Zarar verecek türden yaklaşımlar
Bu tartışmalar doğrultusunda teknolofilik bireylerin, teknolojinin sadece olumlu yönlerine odaklanmaları, teknolojisiz bir yaşamı düşünememeleri ve hayatın tüm süreçlerini teknolojiyle birlikte yaşama hevesleri, kendilerini toplumdan daha uzaklaştırıp uzaklaştırmayacağı veya her türlü ihtiyaçlarını teknoloji sayesinde çözebileceği beklentisiyle yalnızlaşmaları kendilerine zarar verecek türden yaklaşımlar olarak değerlendirilebilir. Elbette hepimiz, teknolojinin olumlu yanları sayesinde hayatımızı kolaylaştırmaya çalışıyoruz; ancak olumsuz yanlarına karşı kendimizi kapadıkça, daha korkusuz hareket edecek ve her sorunu teknolojiyle çözme arzusu daha da artıp kronikleşecek ve takıntılı bir durum yaratacaktır.
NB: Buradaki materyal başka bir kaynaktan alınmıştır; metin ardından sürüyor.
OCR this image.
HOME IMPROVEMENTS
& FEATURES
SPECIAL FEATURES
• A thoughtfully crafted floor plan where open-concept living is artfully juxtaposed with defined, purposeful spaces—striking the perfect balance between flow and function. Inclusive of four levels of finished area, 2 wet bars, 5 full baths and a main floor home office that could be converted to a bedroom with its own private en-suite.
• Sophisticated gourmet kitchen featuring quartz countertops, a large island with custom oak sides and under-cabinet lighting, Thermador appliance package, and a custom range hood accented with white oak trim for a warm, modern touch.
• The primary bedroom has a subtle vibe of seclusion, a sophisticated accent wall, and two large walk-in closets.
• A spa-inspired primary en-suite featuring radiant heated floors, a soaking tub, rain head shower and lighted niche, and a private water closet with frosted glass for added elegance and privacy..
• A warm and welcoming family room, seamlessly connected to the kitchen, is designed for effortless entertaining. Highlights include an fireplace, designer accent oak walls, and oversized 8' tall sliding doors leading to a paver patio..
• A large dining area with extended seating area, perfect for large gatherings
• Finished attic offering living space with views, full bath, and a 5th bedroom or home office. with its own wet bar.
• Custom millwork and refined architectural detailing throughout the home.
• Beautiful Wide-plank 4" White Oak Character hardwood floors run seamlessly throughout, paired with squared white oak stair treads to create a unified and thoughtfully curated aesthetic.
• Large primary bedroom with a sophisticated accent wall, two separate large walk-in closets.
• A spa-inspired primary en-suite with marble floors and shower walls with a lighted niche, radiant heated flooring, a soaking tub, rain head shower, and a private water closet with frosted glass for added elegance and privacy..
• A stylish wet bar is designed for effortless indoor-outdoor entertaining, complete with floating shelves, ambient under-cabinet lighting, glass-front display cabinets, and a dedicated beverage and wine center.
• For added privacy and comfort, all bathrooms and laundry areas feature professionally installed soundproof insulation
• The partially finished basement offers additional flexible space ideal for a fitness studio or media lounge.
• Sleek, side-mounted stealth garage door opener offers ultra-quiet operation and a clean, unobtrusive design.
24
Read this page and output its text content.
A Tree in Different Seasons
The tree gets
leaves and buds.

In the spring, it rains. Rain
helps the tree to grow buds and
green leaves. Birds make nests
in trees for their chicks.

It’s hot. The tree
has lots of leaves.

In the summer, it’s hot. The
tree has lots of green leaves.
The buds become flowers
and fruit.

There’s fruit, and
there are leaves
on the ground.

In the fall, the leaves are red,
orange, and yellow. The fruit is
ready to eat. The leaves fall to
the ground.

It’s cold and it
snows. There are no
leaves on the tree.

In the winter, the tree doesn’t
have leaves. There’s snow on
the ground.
İhtiyacı karşılayacak düzeyde kullanılması
Pandemi sürecinin her boyutta bireyler üzerinde etkisini tartışmaya devam edeceğiz. Teknoloji bağlamında, etkilerin bireyleri iki uç nokta olan teknofobi veya teknolofiliye yönlendirmeleri elbette istenilen bir durum değil. Uygun olan teknolojinin ihtiyacı karşılayacak düzeyde kullanılması, bireylerin günlük yaşamlarını daha mümkün kılmasına imkan sağlayacaktır.